Examination of Witness (Questions 500 - 502)



  500. What we have protected ourselves from in this country is the distortion of the political process by the horrendous cost of advertising on television that I believe has corrupted the American process and, therefore, when you suggest we get on this slope, I think it is a very slippery slope indeed.
  (Professor Barendt) I do not think it is as slippery as you imagine. I agree with your fear of the domination of politics by ultra rich, and maybe ultra right wing, groups but I think reasonable rules can be formulated to allow some political advertising. Remember, the price of advertising on radio would not be extortionate. I think one might distinguish here between radio and television.

  Chairman: Lastly, Lord Pilkington?

Lord Pilkington of Oxenford

  501. I feel like a student in a seminar at Cambridge forty years ago in this situation! It is a soft ball to you, Professor. You have expressed concerns about the Secretary of State having powers to avoid mentioning a particular matter in broadcasting, a sort of reserve power. Would you want, which I am sure you would if the use of any direction like this would stop something being broadcast, to have some form of Parliamentary scrutiny?
  (Professor Barendt) I certainly would.

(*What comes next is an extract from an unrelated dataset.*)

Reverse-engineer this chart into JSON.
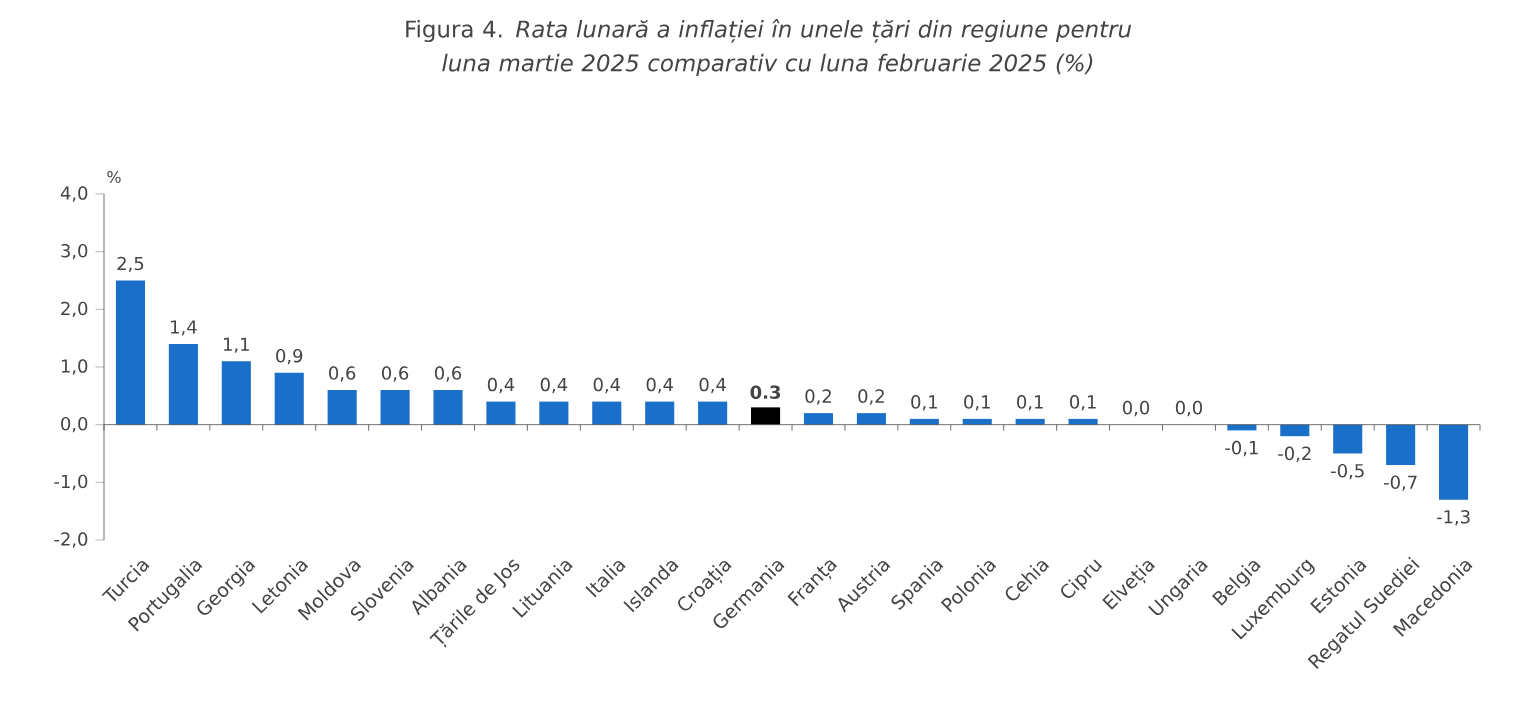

I would have thought that was the very minimum. I would much prefer that it was confined to national security or public safety grounds. What I think the Committee should urge the government to do is to think again about a power which the last time it was used, as I think we all know, was the so-called broadcasting ban on the supporters of terrorist organisations in Northern Ireland. I am afraid that was regarded as widely wrong and it was withdrawn by the government two or three years later; it served no apparent purpose and it was, in my view, a clear infringement of freedom of expression which should not be countenanced in a liberal society.

  502. Could I again say how very grateful I am—I cannot speak for the Committee—for your eloquence and expertise but could you write some of it down for our feeble legislative minds?
  (Professor Barendt) You are far too modest.

  Chairman: It is our way of getting very inexpensive advice! Thank you, Professor.